The Company has also agreed to grant the Underwriters an over-allotment
option to purchase an additional 2,950,830 Common Shares at the Offering
Price, exercisable in whole or in part, for a period ending 30 days
following the Closing Date. In the event the over-allotment option is
exercised in full, the aggregate gross proceeds of the Offering will be
C$69,000,242.
The Common Shares will be offered in the provinces of Ontario, Alberta,
Manitoba and British Columbia by short form prospectus, and in such other
jurisdictions, including the United States and in those jurisdictions
outside of Canada and the United States which are agreed to by the Company
and the Underwriters, where the Common Shares can be issued on a private
placement basis, exempt from any prospectus, registration or other similar
requirements.
The Offering is expected to close on or about April 30, 2015 (the "Closing
Date") and is subject to certain conditions including, but not limited to,
the receipt of all necessary approvals including the approval of the Toronto
Stock Exchange and the NASDAQ Stock Market.
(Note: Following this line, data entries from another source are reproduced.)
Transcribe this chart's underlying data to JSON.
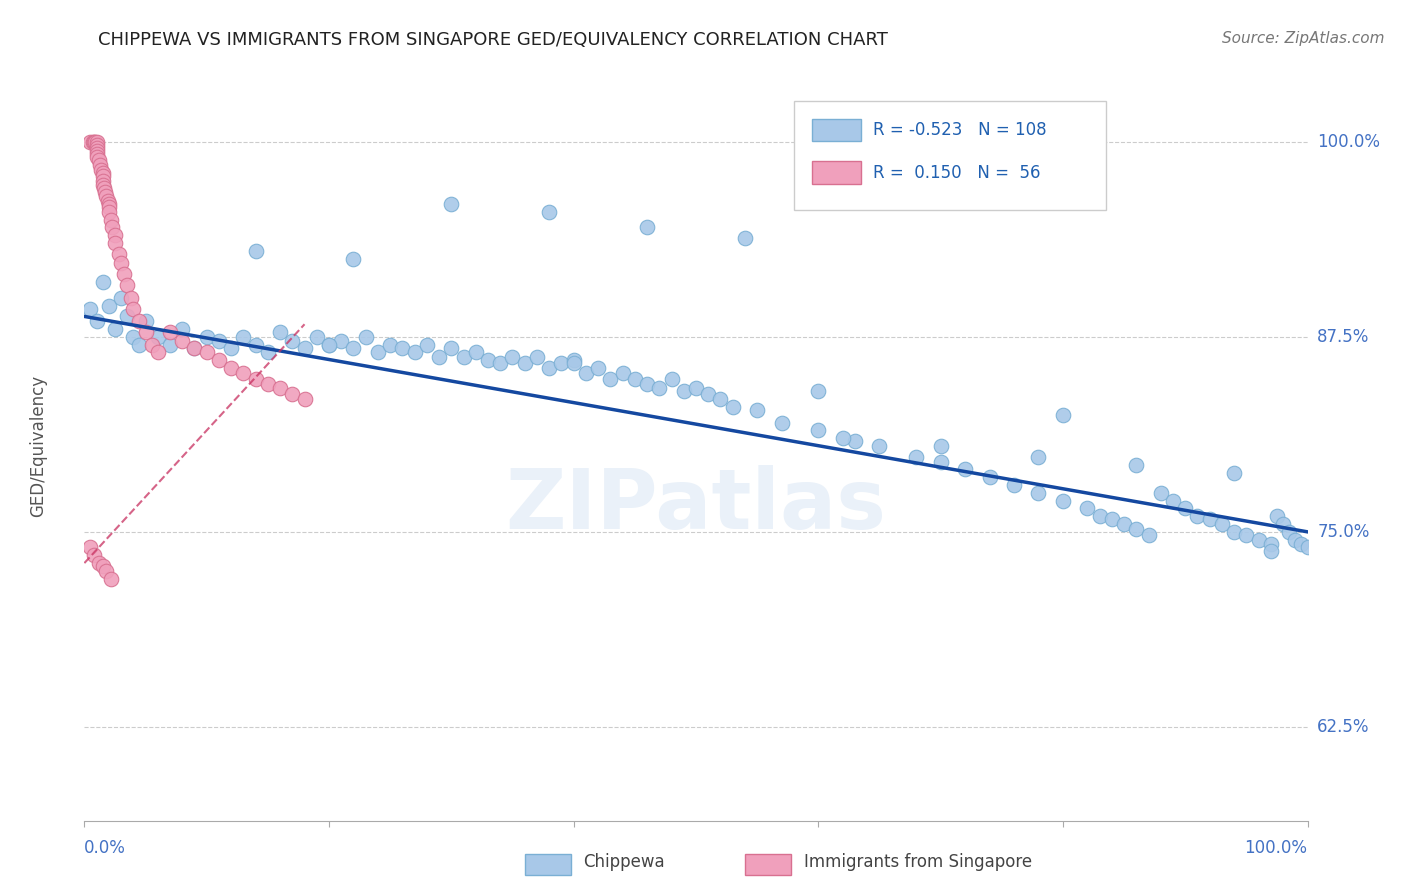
{
  "title": "CHIPPEWA VS IMMIGRANTS FROM SINGAPORE GED/EQUIVALENCY CORRELATION CHART",
  "source": "Source: ZipAtlas.com",
  "ylabel": "GED/Equivalency",
  "ytick_labels": [
    "62.5%",
    "75.0%",
    "87.5%",
    "100.0%"
  ],
  "ytick_values": [
    0.625,
    0.75,
    0.875,
    1.0
  ],
  "xlim": [
    0.0,
    1.0
  ],
  "ylim": [
    0.565,
    1.045
  ],
  "legend_r_blue": "-0.523",
  "legend_n_blue": "108",
  "legend_r_pink": "0.150",
  "legend_n_pink": "56",
  "color_blue": "#a8c8e8",
  "color_pink": "#f0a0bc",
  "edge_blue": "#7aafd4",
  "edge_pink": "#d87090",
  "trendline_blue": "#1448a0",
  "trendline_pink": "#c83060",
  "watermark": "ZIPatlas",
  "blue_x": [
    0.005,
    0.01,
    0.015,
    0.02,
    0.025,
    0.03,
    0.035,
    0.04,
    0.045,
    0.05,
    0.06,
    0.07,
    0.08,
    0.09,
    0.1,
    0.11,
    0.12,
    0.13,
    0.14,
    0.15,
    0.16,
    0.17,
    0.18,
    0.19,
    0.2,
    0.21,
    0.22,
    0.23,
    0.24,
    0.25,
    0.26,
    0.27,
    0.28,
    0.29,
    0.3,
    0.31,
    0.32,
    0.33,
    0.34,
    0.35,
    0.36,
    0.37,
    0.38,
    0.39,
    0.4,
    0.41,
    0.42,
    0.43,
    0.44,
    0.45,
    0.46,
    0.47,
    0.48,
    0.49,
    0.5,
    0.51,
    0.52,
    0.53,
    0.55,
    0.57,
    0.6,
    0.63,
    0.65,
    0.68,
    0.7,
    0.72,
    0.74,
    0.76,
    0.78,
    0.8,
    0.82,
    0.83,
    0.84,
    0.85,
    0.86,
    0.87,
    0.88,
    0.89,
    0.9,
    0.91,
    0.92,
    0.93,
    0.94,
    0.95,
    0.96,
    0.97,
    0.97,
    0.975,
    0.98,
    0.985,
    0.99,
    0.995,
    0.14,
    0.22,
    0.3,
    0.38,
    0.46,
    0.54,
    0.62,
    0.7,
    0.78,
    0.86,
    0.94,
    0.2,
    0.4,
    0.6,
    0.8,
    1.0
  ],
  "blue_y": [
    0.893,
    0.885,
    0.91,
    0.895,
    0.88,
    0.9,
    0.888,
    0.875,
    0.87,
    0.885,
    0.875,
    0.87,
    0.88,
    0.868,
    0.875,
    0.872,
    0.868,
    0.875,
    0.87,
    0.865,
    0.878,
    0.872,
    0.868,
    0.875,
    0.87,
    0.872,
    0.868,
    0.875,
    0.865,
    0.87,
    0.868,
    0.865,
    0.87,
    0.862,
    0.868,
    0.862,
    0.865,
    0.86,
    0.858,
    0.862,
    0.858,
    0.862,
    0.855,
    0.858,
    0.86,
    0.852,
    0.855,
    0.848,
    0.852,
    0.848,
    0.845,
    0.842,
    0.848,
    0.84,
    0.842,
    0.838,
    0.835,
    0.83,
    0.828,
    0.82,
    0.815,
    0.808,
    0.805,
    0.798,
    0.795,
    0.79,
    0.785,
    0.78,
    0.775,
    0.77,
    0.765,
    0.76,
    0.758,
    0.755,
    0.752,
    0.748,
    0.775,
    0.77,
    0.765,
    0.76,
    0.758,
    0.755,
    0.75,
    0.748,
    0.745,
    0.742,
    0.738,
    0.76,
    0.755,
    0.75,
    0.745,
    0.742,
    0.93,
    0.925,
    0.96,
    0.955,
    0.945,
    0.938,
    0.81,
    0.805,
    0.798,
    0.793,
    0.788,
    0.87,
    0.858,
    0.84,
    0.825,
    0.74
  ],
  "pink_x": [
    0.005,
    0.007,
    0.008,
    0.009,
    0.01,
    0.01,
    0.01,
    0.01,
    0.01,
    0.01,
    0.012,
    0.013,
    0.014,
    0.015,
    0.015,
    0.015,
    0.015,
    0.016,
    0.017,
    0.018,
    0.019,
    0.02,
    0.02,
    0.02,
    0.022,
    0.023,
    0.025,
    0.025,
    0.028,
    0.03,
    0.032,
    0.035,
    0.038,
    0.04,
    0.045,
    0.05,
    0.055,
    0.06,
    0.07,
    0.08,
    0.09,
    0.1,
    0.11,
    0.12,
    0.13,
    0.14,
    0.15,
    0.16,
    0.17,
    0.18,
    0.005,
    0.008,
    0.012,
    0.015,
    0.018,
    0.022
  ],
  "pink_y": [
    1.0,
    1.0,
    1.0,
    1.0,
    1.0,
    0.998,
    0.996,
    0.994,
    0.992,
    0.99,
    0.988,
    0.985,
    0.982,
    0.98,
    0.978,
    0.975,
    0.972,
    0.97,
    0.968,
    0.965,
    0.962,
    0.96,
    0.958,
    0.955,
    0.95,
    0.945,
    0.94,
    0.935,
    0.928,
    0.922,
    0.915,
    0.908,
    0.9,
    0.893,
    0.885,
    0.878,
    0.87,
    0.865,
    0.878,
    0.872,
    0.868,
    0.865,
    0.86,
    0.855,
    0.852,
    0.848,
    0.845,
    0.842,
    0.838,
    0.835,
    0.74,
    0.735,
    0.73,
    0.728,
    0.725,
    0.72
  ]
}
The Company intends to use the net proceeds from the Offering for future
growth, working capital and general corporate purposes.
This press release shall not constitute an offer to sell or the solicitation
of an offer to buy nor shall there be any sale of the securities in the
United States or in any other jurisdiction in which such offer, solicitation
or sale would be unlawful. The securities have not been registered under the
United States Securities Act of 1933, as amended, and may not be offered or
sold in the United States absent registration or an applicable exemption
from the registration requirements thereunder.